I once complained to customer who wanted us to ship his mint Swedish M38 to a custom gun smith to have it turned into a sporter. He told me that it was his gun and if he wanted to toss it in the street and run over it with his truck, that was his right.
While all of this is absolutely true, the difference is wrt 'informed'.

Oftentimes, folks do, or don't do certain things, simply because they don't know any better.

There's a difference between, "After reading Nathan's post about the mass at the very fine edge, vs mass behind the edge, I now understand how it may be possible to overheat the extreme edge without realizing it"

vs

"I know, and I don't care. The edge retention that CPK is known for, doesn't matter to me. I'll do what I want".
 
While all of this is absolutely true, the difference is wrt 'informed'.

Oftentimes, folks do, or don't do certain things, simply because they don't know any better.

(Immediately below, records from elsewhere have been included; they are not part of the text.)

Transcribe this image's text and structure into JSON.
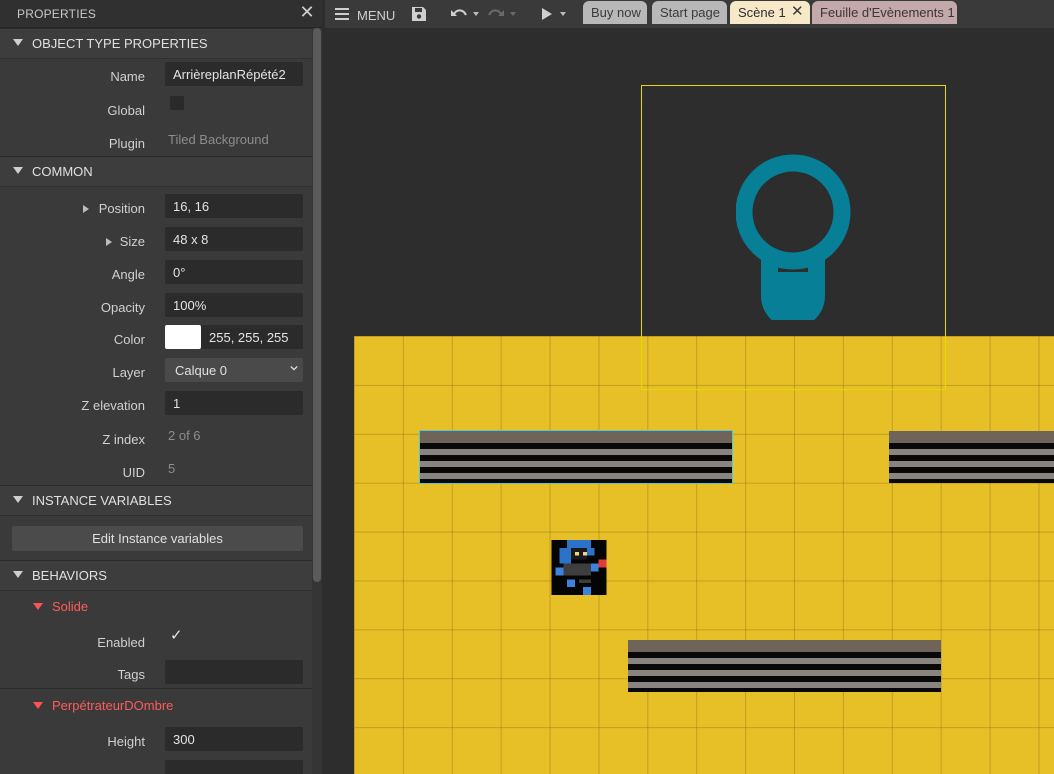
{
  "properties_panel": {
    "title": "PROPERTIES",
    "sections": {
      "object_type": "OBJECT TYPE PROPERTIES",
      "common": "COMMON",
      "instance_variables": "INSTANCE VARIABLES",
      "behaviors": "BEHAVIORS"
    },
    "object_type": {
      "name_label": "Name",
      "name_value": "ArrièreplanRépété2",
      "global_label": "Global",
      "global_checked": false,
      "plugin_label": "Plugin",
      "plugin_value": "Tiled Background"
    },
    "common": {
      "position_label": "Position",
      "position_value": "16, 16",
      "size_label": "Size",
      "size_value": "48 x 8",
      "angle_label": "Angle",
      "angle_value": "0°",
      "opacity_label": "Opacity",
      "opacity_value": "100%",
      "color_label": "Color",
      "color_value": "255, 255, 255",
      "color_swatch": "#ffffff",
      "layer_label": "Layer",
      "layer_value": "Calque 0",
      "z_elevation_label": "Z elevation",
      "z_elevation_value": "1",
      "z_index_label": "Z index",
      "z_index_value": "2 of 6",
      "uid_label": "UID",
      "uid_value": "5"
    },
    "instance_variables": {
      "edit_button": "Edit Instance variables"
    },
    "behaviors": {
      "solid": {
        "name": "Solide",
        "enabled_label": "Enabled",
        "enabled_checked": true,
        "tags_label": "Tags",
        "tags_value": ""
      },
      "shadow": {
        "name": "PerpétrateurDOmbre",
        "height_label": "Height",
        "height_value": "300"
      }
    }
  },
  "toolbar": {
    "menu_label": "MENU",
    "icons": [
      "menu-icon",
      "save-icon",
      "undo-icon",
      "redo-icon",
      "play-icon"
    ],
    "tabs": [
      {
        "label": "Buy now"
      },
      {
        "label": "Start page"
      },
      {
        "label": "Scène 1",
        "active": true
      },
      {
        "label": "Feuille d'Evènements 1"
      }
    ]
  },
  "colors": {
    "layout_background": "#e7bf27",
    "bulb": "#067f97",
    "selection": "#e6d800",
    "behavior_name": "#ff5b5b"
  }
}
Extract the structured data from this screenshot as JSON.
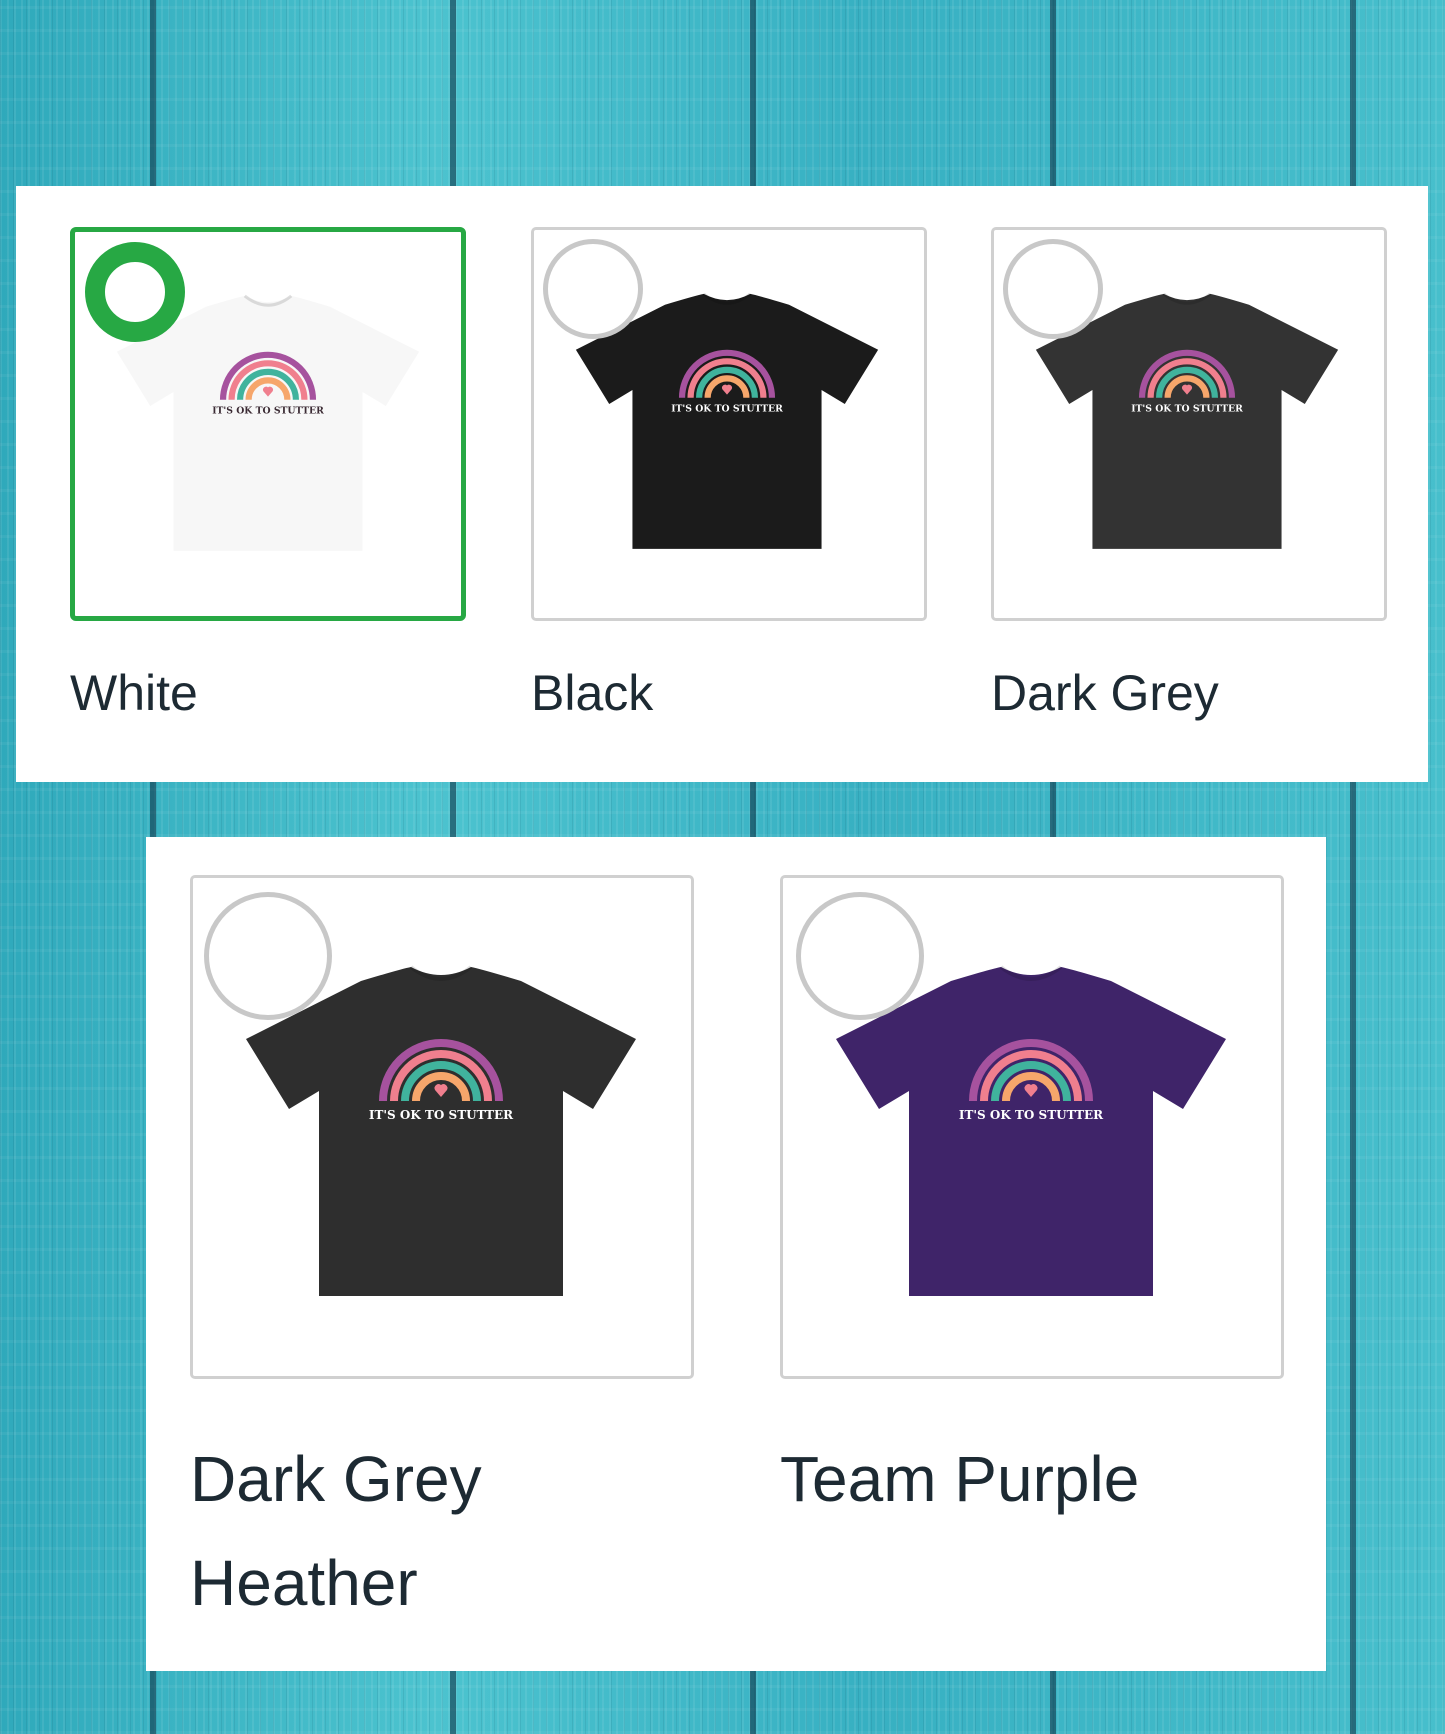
{
  "variants": [
    {
      "label": "White",
      "shirt_color": "#f7f7f7",
      "selected": true,
      "print_text": "IT'S OK TO STUTTER",
      "text_color": "#3a2a33"
    },
    {
      "label": "Black",
      "shirt_color": "#1b1b1b",
      "selected": false,
      "print_text": "IT'S OK TO STUTTER",
      "text_color": "#ffffff"
    },
    {
      "label": "Dark Grey",
      "shirt_color": "#333333",
      "selected": false,
      "print_text": "IT'S OK TO STUTTER",
      "text_color": "#ffffff"
    },
    {
      "label": "Dark Grey Heather",
      "shirt_color": "#2e2e2e",
      "selected": false,
      "print_text": "IT'S OK TO STUTTER",
      "text_color": "#ffffff"
    },
    {
      "label": "Team Purple",
      "shirt_color": "#3f2469",
      "selected": false,
      "print_text": "IT'S OK TO STUTTER",
      "text_color": "#ffffff"
    }
  ],
  "colors": {
    "selected_accent": "#27a844",
    "rainbow": [
      "#a6529e",
      "#f07f8e",
      "#40b39d",
      "#f6a66b",
      "#f07f8e"
    ]
  },
  "icons": {
    "radio": "radio-circle-icon",
    "heart": "heart-icon"
  }
}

There's a difference between, "After reading Nathan's post about the mass at the very fine edge, vs mass behind the edge, I now understand how it may be possible to overheat the extreme edge without realizing it"

vs

"I know, and I don't care. The edge retention that CPK is known for, doesn't matter to me. I'll do what I want".


That was the point I was trying to make. I was making a general statement, not pointing a finger at anyone.
 
Thanks for the 20/ dps angle info. I've been waiting for Christmas to open the box with the HDFK in it, it's my big present to myself this year. Not that I expect to have to sharpen it for a while but now I know what angle to.